Analysts reporting larger totals trace most of the 2020–2023 increase to rising arrivals from Central and South America and increases in long‑staying cohorts, not solely to Mexican migration. MPI and CMS analyses indicate the unauthorized population grew by millions between 2019 and 2023, with Central American origin rising sharply and Mexico’s share falling from prior dominance—Mexico remained the top origin but shrank as a share from 62% in 2010 to about 40% in 2023 [5]. CIS and other analysts using the CPS describe increases to 12.6–12.8 million by late 2023 after adjusting for CPS undercount, arguing that recent entry spikes and reduced return migration explain much of the rise [4]. These higher estimates rely on assumptions about net flows and survey undercounts, which materially affect totals when projected across millions of migrants.

3. Official Government Position — Conservative Baselines and Publication Lags

Federal agencies provide the baseline that many analysts call the “official” number, but those figures are dated and conservative because of publication schedules and conservative adjustment rules. The Economic Policy Institute and other summaries point to DHS/Census numbers identifying roughly 11.0 million in 2022 as the latest government figure, which remains the last widely cited agency count [1]. Government releases tend to avoid provisional upward revisions until survey weighting, editing and disclosure avoidance processes are complete; this creates a lag, making federal numbers less responsive to abrupt migration changes. The government approach emphasizes reproducibility and caution; therefore, it can understate near‑term increases reflected in independent provisional estimates.

4. Independent Research Centers — Provisional, Adjusted, and Policy‑Oriented Estimates

Centers such as CMS, MPI, CIS, and Pew publish more current estimates and sometimes broader ranges. CMS produced provisional CPS‑derived estimates of 11.7 million (July 2023) and later reported 12.2 million for 2023 in follow‑up work, while CIS projected 12.6–12.8 million by October 2023 after adjusting CPS for undercounts [2] [6] [4]. Pew later summarized analyses indicating a record 14 million in 2023, reflecting either different adjustment choices or inclusion/exclusion of temporary statuses and modeling decisions [3]. These organizations differ in whether they treat certain temporary arrivals, asylum seekers, and rapid inflows as part of the unauthorized resident stock; their choices reveal divergent policy and research priorities—some aim to capture short‑term population dynamics, others to measure long‑term resident stocks.

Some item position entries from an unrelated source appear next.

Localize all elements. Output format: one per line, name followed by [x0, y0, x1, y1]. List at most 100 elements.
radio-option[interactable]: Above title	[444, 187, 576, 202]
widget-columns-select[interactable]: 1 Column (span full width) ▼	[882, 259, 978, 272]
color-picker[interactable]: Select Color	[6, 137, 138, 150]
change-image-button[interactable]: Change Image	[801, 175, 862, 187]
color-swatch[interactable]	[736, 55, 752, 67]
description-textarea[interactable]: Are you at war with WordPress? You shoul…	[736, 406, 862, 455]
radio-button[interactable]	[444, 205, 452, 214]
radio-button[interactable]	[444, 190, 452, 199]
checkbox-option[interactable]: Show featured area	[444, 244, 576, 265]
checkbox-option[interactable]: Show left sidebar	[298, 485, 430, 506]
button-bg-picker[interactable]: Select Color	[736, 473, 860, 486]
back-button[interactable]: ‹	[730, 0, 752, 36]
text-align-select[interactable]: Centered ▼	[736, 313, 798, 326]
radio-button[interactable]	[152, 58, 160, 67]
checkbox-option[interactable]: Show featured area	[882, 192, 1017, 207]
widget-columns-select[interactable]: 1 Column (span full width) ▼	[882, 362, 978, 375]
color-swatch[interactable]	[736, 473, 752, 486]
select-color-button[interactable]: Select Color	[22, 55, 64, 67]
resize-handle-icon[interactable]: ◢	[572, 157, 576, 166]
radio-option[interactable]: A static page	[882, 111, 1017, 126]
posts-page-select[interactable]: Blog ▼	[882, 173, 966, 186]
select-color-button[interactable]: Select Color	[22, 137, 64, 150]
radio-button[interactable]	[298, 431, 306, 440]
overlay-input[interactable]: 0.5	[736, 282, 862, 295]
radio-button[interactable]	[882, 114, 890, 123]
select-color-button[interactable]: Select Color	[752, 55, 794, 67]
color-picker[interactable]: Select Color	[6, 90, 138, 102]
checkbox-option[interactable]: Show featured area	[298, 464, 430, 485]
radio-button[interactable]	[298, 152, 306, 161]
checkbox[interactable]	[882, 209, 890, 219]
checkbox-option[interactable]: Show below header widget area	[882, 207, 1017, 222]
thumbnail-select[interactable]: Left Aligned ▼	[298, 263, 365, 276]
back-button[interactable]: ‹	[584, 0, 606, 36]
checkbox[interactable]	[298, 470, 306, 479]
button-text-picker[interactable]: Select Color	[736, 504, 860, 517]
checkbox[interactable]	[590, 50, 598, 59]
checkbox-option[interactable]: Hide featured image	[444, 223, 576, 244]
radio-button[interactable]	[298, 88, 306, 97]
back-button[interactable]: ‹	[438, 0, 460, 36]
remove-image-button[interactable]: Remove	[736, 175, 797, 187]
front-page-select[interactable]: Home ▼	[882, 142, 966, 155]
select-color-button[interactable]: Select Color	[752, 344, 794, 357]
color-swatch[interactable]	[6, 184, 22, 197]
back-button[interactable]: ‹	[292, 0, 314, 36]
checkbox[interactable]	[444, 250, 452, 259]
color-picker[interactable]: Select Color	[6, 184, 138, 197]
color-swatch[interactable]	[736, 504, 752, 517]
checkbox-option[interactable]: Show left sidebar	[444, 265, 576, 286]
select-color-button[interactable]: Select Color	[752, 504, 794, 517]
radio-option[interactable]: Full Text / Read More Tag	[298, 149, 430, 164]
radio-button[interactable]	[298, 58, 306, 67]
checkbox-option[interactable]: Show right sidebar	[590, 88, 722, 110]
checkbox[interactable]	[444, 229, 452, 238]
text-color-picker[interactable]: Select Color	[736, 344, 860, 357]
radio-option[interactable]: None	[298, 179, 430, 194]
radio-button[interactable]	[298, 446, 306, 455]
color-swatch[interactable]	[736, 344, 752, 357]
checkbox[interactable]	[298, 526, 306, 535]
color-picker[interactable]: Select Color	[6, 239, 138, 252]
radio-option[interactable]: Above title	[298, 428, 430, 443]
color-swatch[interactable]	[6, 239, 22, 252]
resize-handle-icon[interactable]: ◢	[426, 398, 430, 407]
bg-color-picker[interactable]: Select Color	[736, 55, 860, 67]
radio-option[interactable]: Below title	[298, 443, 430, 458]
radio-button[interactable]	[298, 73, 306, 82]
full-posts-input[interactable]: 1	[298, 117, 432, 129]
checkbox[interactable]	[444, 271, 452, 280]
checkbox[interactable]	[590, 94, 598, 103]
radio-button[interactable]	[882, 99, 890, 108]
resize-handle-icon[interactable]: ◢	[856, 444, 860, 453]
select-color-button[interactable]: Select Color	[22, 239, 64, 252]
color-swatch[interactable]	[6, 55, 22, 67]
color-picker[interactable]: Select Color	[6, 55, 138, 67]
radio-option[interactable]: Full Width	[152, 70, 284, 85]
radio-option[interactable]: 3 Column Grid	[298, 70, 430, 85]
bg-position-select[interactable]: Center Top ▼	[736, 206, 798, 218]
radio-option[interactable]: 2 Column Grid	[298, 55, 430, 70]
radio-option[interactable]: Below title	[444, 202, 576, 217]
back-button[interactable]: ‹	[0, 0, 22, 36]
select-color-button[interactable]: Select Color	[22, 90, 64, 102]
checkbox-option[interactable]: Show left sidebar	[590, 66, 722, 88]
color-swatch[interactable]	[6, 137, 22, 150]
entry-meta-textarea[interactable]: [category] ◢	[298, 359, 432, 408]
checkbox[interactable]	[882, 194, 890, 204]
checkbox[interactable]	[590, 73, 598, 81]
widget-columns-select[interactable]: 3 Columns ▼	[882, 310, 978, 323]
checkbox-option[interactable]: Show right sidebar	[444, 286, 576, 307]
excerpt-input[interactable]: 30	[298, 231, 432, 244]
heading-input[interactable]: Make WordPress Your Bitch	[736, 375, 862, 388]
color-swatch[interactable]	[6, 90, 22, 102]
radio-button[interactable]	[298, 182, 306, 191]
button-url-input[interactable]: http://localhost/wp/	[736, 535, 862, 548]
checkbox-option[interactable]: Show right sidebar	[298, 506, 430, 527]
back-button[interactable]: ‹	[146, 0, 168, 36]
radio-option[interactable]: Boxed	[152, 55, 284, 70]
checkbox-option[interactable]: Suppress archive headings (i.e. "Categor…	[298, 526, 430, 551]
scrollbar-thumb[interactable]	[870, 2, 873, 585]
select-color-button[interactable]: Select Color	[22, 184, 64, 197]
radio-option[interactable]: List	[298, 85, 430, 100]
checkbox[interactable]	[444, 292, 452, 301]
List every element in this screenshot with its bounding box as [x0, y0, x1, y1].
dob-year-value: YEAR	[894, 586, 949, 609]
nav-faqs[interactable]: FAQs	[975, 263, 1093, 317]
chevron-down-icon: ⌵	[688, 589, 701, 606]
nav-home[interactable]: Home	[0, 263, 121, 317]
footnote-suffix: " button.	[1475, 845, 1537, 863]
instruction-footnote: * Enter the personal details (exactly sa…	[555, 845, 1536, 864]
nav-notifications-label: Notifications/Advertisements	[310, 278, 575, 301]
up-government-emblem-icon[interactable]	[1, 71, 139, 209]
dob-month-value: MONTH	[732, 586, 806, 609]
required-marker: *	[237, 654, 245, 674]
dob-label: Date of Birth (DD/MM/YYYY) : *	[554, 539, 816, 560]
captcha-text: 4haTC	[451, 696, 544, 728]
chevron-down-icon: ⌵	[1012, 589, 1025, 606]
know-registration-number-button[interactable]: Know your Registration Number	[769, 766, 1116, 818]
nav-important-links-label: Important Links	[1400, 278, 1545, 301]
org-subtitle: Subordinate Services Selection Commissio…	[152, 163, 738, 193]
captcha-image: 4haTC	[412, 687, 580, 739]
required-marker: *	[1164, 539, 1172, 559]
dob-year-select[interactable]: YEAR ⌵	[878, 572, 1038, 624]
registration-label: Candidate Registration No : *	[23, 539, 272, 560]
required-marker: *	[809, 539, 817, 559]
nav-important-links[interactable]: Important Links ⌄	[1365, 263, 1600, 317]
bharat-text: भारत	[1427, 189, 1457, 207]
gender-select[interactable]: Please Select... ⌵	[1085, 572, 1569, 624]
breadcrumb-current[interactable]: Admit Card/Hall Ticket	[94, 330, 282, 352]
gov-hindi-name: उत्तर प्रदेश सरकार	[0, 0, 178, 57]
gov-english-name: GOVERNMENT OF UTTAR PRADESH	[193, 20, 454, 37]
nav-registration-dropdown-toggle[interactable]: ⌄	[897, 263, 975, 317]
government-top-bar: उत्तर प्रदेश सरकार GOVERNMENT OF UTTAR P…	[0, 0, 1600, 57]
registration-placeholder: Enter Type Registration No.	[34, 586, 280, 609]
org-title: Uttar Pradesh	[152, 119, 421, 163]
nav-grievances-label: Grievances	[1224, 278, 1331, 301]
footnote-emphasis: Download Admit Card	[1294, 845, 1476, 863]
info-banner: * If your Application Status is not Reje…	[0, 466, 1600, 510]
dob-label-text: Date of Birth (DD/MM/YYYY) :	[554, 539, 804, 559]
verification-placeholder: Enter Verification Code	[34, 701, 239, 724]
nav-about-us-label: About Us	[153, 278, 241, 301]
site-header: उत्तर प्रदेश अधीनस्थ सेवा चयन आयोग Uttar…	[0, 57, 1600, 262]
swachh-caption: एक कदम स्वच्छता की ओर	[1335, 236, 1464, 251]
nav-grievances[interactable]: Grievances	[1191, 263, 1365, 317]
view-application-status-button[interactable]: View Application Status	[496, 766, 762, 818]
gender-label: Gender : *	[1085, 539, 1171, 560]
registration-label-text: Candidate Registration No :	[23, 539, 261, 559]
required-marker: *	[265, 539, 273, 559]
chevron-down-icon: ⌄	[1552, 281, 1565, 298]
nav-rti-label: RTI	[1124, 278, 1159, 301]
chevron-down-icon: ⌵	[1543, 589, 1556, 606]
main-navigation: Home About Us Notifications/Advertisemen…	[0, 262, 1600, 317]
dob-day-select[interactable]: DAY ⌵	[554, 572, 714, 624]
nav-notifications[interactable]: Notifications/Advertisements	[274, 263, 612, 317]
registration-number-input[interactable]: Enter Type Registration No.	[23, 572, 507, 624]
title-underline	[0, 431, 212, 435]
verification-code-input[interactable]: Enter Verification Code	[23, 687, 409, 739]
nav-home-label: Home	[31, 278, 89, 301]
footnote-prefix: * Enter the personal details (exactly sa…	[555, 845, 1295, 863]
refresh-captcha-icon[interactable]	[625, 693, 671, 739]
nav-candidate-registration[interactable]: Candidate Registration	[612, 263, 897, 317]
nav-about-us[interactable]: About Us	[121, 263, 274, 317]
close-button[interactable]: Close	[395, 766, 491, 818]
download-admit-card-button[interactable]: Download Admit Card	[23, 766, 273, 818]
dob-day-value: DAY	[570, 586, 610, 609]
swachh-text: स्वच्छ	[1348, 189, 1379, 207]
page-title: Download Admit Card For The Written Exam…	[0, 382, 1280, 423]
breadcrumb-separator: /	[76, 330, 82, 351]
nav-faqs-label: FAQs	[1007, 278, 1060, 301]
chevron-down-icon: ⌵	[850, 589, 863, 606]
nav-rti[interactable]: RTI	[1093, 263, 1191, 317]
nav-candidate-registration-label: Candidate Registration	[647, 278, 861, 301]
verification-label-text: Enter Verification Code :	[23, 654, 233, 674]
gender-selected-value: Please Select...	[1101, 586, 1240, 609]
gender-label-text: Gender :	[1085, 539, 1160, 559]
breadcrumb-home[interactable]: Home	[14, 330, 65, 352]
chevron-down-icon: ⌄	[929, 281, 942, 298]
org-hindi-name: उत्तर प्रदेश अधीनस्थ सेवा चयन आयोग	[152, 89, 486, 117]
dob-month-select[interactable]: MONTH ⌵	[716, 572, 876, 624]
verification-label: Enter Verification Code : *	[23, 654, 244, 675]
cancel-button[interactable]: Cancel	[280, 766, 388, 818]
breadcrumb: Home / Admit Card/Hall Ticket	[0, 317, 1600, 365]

5. What Readers Should Take Away — Numbers Are Estimates, Not Certainties

The most defensible conclusion is that undocumented population estimates for 2023 vary across credible sources—from roughly 11 million on the official government baseline to as high as 14 million in some independent summaries—because of data source choice and methodological adjustments [1] [2] [3]. Parsing policy implications requires noting these drivers: federal counts are conservative and lagged, while academic and policy centers publish provisional, adjusted figures that respond faster to migration shocks. Analysts and policymakers must therefore state clearly which series they cite and why, since policy debates hinge on whether one uses the government baseline or adjusted research estimates that account for undercounts and recent flows.